Los datos como los que aporta el Barómetro han pasado a ser también una herramienta clave para medir las acciones impulsadas y sus posibles mejoras. Así mismo, la tecnología facilita que diferentes servicios municipales estén mejor coordinados y, así, ofrezcan una respuesta más ágil.

El Ayuntamiento ha optado por una gestión de la convivencia en la que la situación punitiva aspira a ser el último recurso cuando otras medidas de intervención, prevención o disuasión no funcionan. Por ejemplo, las campañas de civismo o el amplio equipo de trabajadores de calle, como agentes cívicas, educadoras, integradoras, mediadoras y dinamizadores/as socioculturales.

Además, Viladecans cuenta desde hace 20 años con el Servicio de Mediación, que ayuda en la resolución de conflictos entre la ciudadanía. En 2025, 1.337 personas pasaron por este espacio.

POLICÍA Y CIUDADANÍA, MÁS CONECTADAS

Una de las últimas acciones municipales ha sido promover el acercamiento del servicio de proximidad de la Policía Local a las asociaciones de vecinos. En abril se completó una ronda de reuniones con todas las entidades en las que se les ha ofrecido un contacto directo para comunicar situaciones no urgentes que requieran de un seguimiento policial en relación al civismo o la convivencia.

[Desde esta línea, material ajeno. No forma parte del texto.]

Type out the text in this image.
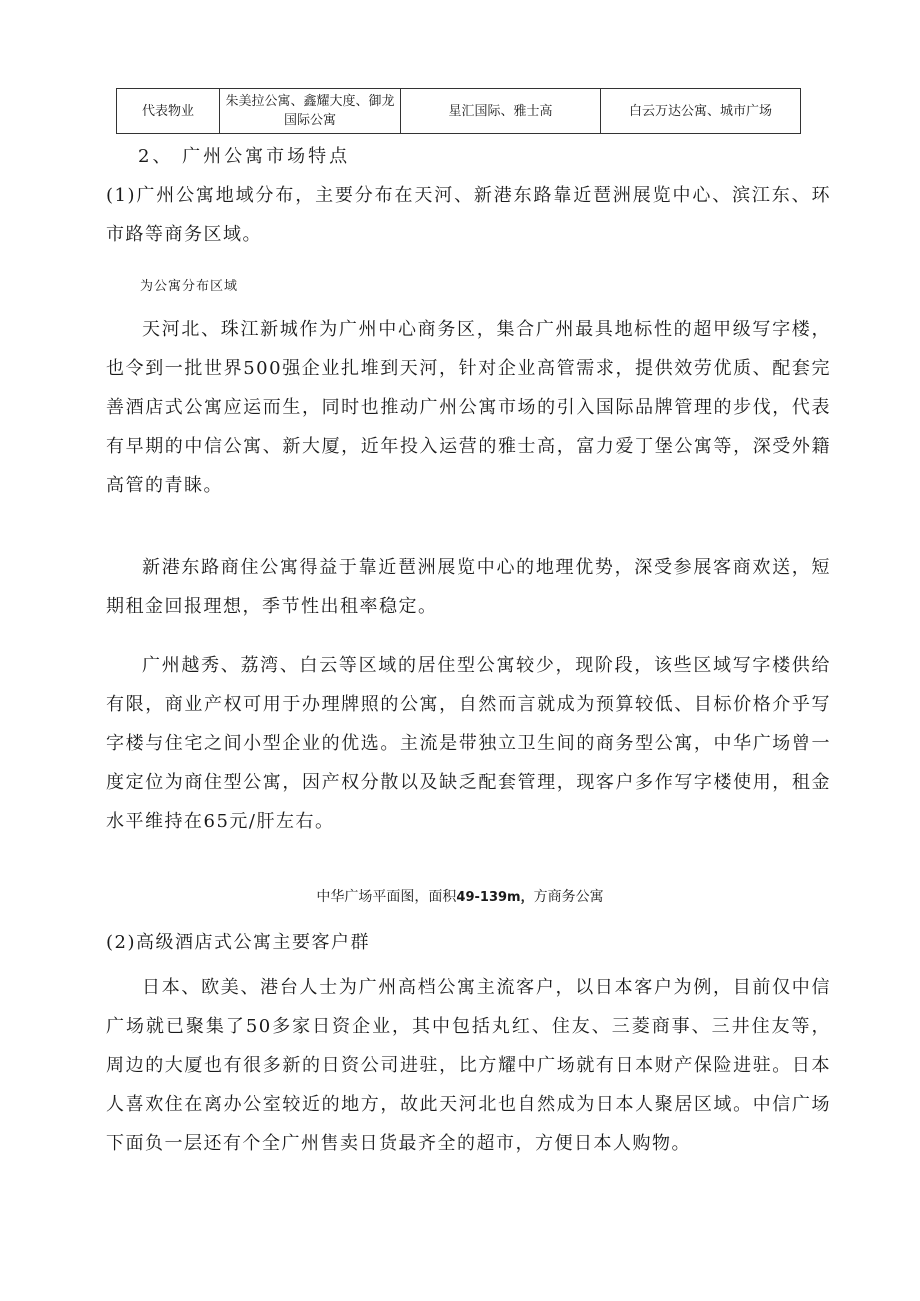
代表物业	朱美拉公寓、鑫耀大度、御龙国际公寓	星汇国际、雅士高	白云万达公寓、城市广场
2、 广州公寓市场特点

(1)广州公寓地域分布，主要分布在天河、新港东路靠近琶洲展览中心、滨江东、环市路等商务区域。

为公寓分布区域

天河北、珠江新城作为广州中心商务区，集合广州最具地标性的超甲级写字楼，也令到一批世界500强企业扎堆到天河，针对企业高管需求，提供效劳优质、配套完善酒店式公寓应运而生，同时也推动广州公寓市场的引入国际品牌管理的步伐，代表有早期的中信公寓、新大厦，近年投入运营的雅士高，富力爱丁堡公寓等，深受外籍高管的青睐。

新港东路商住公寓得益于靠近琶洲展览中心的地理优势，深受参展客商欢送，短期租金回报理想，季节性出租率稳定。

广州越秀、荔湾、白云等区域的居住型公寓较少，现阶段，该些区域写字楼供给有限，商业产权可用于办理牌照的公寓，自然而言就成为预算较低、目标价格介乎写字楼与住宅之间小型企业的优选。主流是带独立卫生间的商务型公寓，中华广场曾一度定位为商住型公寓，因产权分散以及缺乏配套管理，现客户多作写字楼使用，租金水平维持在65元/肝左右。

中华广场平面图，面积49-139m，方商务公寓
(2)高级酒店式公寓主要客户群

日本、欧美、港台人士为广州高档公寓主流客户，以日本客户为例，目前仅中信广场就已聚集了50多家日资企业，其中包括丸红、住友、三菱商事、三井住友等，周边的大厦也有很多新的日资公司进驻，比方耀中广场就有日本财产保险进驻。日本人喜欢住在离办公室较近的地方，故此天河北也自然成为日本人聚居区域。中信广场下面负一层还有个全广州售卖日货最齐全的超市，方便日本人购物。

El tejido asociativo se convierte así en un sensor para detectar con rapidez situaciones de riesgo y evitar que se conviertan en problemas. El objetivo de la Policía Local es ampliar este contacto directo también con el tejido comercial, que vive el pulso de la ciudad en su día a día.

El Ayuntamiento trabaja también para poner en marcha próximamente nuevas medidas. Entre estas destacan la figura del agente-tutor, un referente policial fijo para el alumnado y el claustro de los centros educativos, así como un programa que, ante determinadas infracciones, sustituya las sanciones económicas por soluciones educativas y restaurativas, favoreciendo que tengan mayor impacto en el tiempo.